Menu
Libération
«Souvenir»

Annie Ernaux par Geneviève Brisac: «Elle a la conviction qu’existe une phrase juste qui terrasse la honte»

L’écrivaine réagit à l’annonce de la nouvelle Prix Nobel ce jeudi, et salue son courage.
«J’ai mesuré le courage d’Annie. Un courage fondé sur la foi dans la beauté», déclare Geneviève Brisac. (Les Films Pelleas)
par Geneviève Brisac
publié le 6 octobre 2022 à 19h32

L’information s’est affichée sur mon téléphone. Mon cœur s’est rempli de joie, comme la fois où Alice Munro avait été couronnée. Cette joie, cette gaîté qui envahissent quand quelque chose de vraiment génial se produit. Un événement ravissant. Genre : un but au Mondial. J’ai couru dans la rue comme une gamine, j’aurais bien embrassé tout le monde sur mon passage (et fini au commissariat). J’aurais bien retourné mon tee-shirt sur ma tête, comme font les joueurs. J’aurais bien été ce soir à une manifestation de joie, pour le plaisir immense que donne le sentiment d’une victoire collective, toutes pour une, une pour toutes. Mais Libération ne m’a pas demandé de commentaires sportifs sur cet événement du 6 octobre. On m’a demandé de parler de la phrase d’Annie Ernaux, puisqu’aussi bien, il y aura des personnes pour parler de son engagement, de ses choix politiques, de Pierre Bourdieu, de Cergy, des femmes, et des prix.
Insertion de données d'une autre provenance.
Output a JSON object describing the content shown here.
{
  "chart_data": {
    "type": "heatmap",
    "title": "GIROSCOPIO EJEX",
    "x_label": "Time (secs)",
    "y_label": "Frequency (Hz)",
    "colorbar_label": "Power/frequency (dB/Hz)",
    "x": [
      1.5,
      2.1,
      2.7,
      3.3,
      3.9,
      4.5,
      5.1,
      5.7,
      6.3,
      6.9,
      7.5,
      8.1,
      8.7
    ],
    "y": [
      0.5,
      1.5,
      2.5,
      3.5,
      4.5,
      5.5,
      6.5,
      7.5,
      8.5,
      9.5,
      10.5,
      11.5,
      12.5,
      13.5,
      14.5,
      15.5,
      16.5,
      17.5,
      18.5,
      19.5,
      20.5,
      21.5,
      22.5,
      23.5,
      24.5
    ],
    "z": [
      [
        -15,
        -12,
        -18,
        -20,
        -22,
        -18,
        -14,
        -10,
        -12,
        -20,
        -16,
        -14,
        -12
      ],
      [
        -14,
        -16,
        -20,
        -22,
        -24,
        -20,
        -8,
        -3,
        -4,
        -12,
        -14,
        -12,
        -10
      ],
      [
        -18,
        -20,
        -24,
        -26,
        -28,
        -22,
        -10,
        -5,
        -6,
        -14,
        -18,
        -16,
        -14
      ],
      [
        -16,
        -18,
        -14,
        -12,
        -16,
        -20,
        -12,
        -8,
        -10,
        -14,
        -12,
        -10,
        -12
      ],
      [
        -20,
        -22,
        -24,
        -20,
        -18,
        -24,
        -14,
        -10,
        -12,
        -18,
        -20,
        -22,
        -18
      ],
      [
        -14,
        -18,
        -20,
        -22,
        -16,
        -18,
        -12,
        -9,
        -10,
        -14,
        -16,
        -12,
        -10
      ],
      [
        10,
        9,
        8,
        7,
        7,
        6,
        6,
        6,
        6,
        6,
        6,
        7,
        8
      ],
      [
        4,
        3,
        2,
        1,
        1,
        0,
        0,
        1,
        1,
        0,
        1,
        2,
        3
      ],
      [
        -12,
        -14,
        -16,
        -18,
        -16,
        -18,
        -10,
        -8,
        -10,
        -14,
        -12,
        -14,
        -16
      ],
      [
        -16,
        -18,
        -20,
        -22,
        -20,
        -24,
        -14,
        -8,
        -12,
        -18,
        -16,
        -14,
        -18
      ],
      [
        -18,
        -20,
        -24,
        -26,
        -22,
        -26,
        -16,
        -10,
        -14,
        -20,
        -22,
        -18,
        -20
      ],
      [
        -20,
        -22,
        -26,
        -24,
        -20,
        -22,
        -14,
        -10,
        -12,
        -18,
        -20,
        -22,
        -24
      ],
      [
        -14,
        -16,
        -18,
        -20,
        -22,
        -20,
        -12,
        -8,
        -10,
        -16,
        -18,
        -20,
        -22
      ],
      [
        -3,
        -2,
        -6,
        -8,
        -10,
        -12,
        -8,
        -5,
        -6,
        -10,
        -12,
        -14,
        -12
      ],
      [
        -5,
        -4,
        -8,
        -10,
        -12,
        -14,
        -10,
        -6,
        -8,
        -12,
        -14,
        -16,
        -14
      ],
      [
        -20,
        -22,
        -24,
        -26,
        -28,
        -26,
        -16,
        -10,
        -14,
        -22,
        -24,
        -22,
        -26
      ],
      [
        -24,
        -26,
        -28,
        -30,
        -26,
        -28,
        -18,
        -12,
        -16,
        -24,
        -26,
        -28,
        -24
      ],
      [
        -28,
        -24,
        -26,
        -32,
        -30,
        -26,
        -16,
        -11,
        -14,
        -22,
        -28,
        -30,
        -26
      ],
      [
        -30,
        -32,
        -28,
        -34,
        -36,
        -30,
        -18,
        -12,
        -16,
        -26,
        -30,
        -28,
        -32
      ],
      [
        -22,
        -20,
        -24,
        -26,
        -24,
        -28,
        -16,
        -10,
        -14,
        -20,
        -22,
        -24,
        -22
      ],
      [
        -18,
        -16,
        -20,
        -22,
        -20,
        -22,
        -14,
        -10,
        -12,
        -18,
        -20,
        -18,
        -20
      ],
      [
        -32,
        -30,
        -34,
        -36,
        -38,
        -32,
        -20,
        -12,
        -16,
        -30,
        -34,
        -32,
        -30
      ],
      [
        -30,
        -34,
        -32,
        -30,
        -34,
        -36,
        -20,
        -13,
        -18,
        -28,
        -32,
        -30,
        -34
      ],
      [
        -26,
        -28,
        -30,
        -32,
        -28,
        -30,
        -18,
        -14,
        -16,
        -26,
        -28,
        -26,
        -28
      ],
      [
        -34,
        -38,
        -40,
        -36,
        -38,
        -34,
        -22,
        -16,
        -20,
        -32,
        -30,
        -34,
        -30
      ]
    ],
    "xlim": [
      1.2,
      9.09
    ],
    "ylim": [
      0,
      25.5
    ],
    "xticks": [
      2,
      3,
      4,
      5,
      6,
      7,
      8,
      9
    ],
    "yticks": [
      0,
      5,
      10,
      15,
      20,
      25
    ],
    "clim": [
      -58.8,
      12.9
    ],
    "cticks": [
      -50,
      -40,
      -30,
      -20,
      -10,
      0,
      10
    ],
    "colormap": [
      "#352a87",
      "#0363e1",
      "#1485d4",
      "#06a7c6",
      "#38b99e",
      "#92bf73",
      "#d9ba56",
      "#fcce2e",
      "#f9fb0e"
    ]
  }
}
C’est assez simple. La phrase d’Annie Ernaux, une phrase comme un couteau dit-on parfois, découpe et sonde la mémoire, interroge les souvenirs, l’intime, en fait l’analyse et le récit. C’est ça qui est bien, qui lui donne sa force de funambule, cette phrase légère mais implacable qui tranche. Virginia Woolf, notre amie commune, disait :

«Pour écrire à sa guise, une femme a besoin (en plus d’une chambre à soi et de cinq cents livres de rente) d’une phrase assez souple et assez légère pour épouser les mouvements de sa pensée, et s’accorder à sa respiration.»
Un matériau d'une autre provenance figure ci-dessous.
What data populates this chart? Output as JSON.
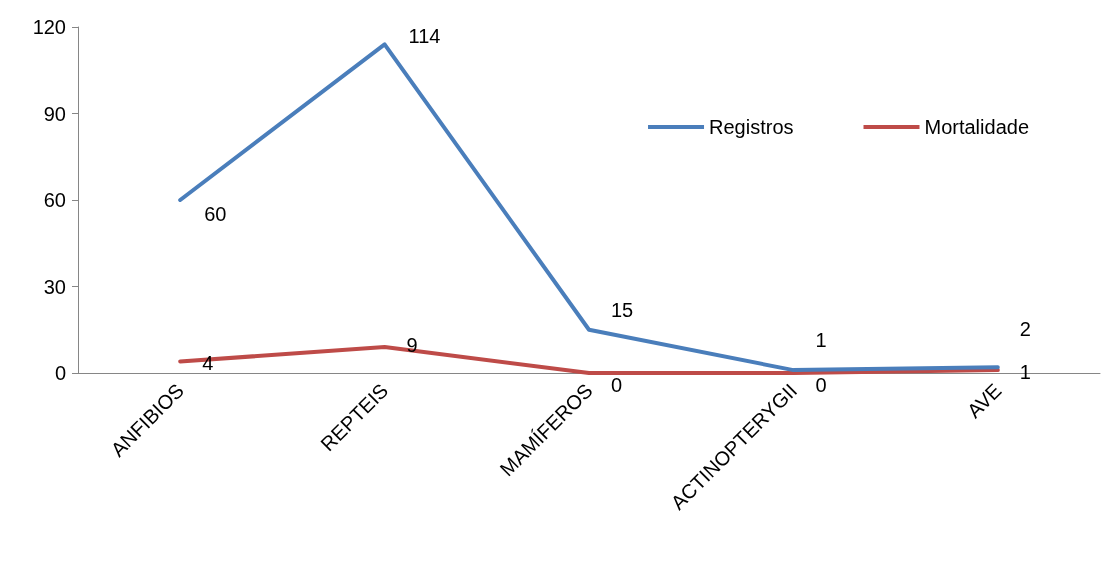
{
  "chart_data": {
    "type": "line",
    "categories": [
      "ANFIBIOS",
      "REPTEIS",
      "MAMÍFEROS",
      "ACTINOPTERYGII",
      "AVE"
    ],
    "series": [
      {
        "name": "Registros",
        "color": "#4a7ebb",
        "values": [
          60,
          114,
          15,
          1,
          2
        ]
      },
      {
        "name": "Mortalidade",
        "color": "#be4b48",
        "values": [
          4,
          9,
          0,
          0,
          1
        ]
      }
    ],
    "ylim": [
      0,
      120
    ],
    "yticks": [
      0,
      30,
      60,
      90,
      120
    ],
    "grid": false,
    "legend": "top right",
    "marker": "none",
    "line_style": "solid",
    "data_labels": true
  }
}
La phrase d’un écrivain on le sait, ressemble toujours à son souffle. Pour parler de cette phrase précise, directe, sur le fil, je passe par un petit souvenir. Un jour, j’ai fait un cours sur un livre que j’adore, l’Evénement. Les étudiantes de ce mastère de traduction étaient horrifiées. Comment osais-je parler d’un tel livre, absolument choquant, absolument indécent, ce fœtus, ce sang, oui, ce sang. Ce sexe tout le temps. Tout cela est tellement dégoûtant. Et le plus dégoûtant, a dit une jeune femme, c’est que cette femme ose se faire du fric avec son malheur. Si c’est cela la littérature, merci beaucoup. Scandalisée à mon tour, j’ai parlé de vérité, d’injustice à nommer, de honte et de souffrance. De lucidité et de courage. J’ai parlé du droit à l’avortement et à la contraception, ces droits toujours menacés. J’ai parlé de centaines de milliers de mortes. Mortes à la guerre de la naissance. Vous comprenez ? Vous ne savez donc pas lire ? Elles gardaient un visage fermé, les oreilles fermées. J’ai mesuré le courage d’Annie. Un courage fondé sur la foi dans la beauté. Un courage fondé sur la conviction qu’existe une phrase juste qui terrasse la honte, la haine de soi, la peur aussi. Un courage fondé sur l’horreur de l’hypocrisie et de l’insincérité, sur la certitude que le devoir d’une écrivaine est de dissoudre sa vie dans ses mots. Un courage appuyé sur cette arme, une phrase, comme un couteau.

Paura non abbiamo [«non n’avons pas peur», ndlr], chantent traditionnellement les paysannes italiennes en grève.

Et les écoutant, je pense à Annie Ernaux.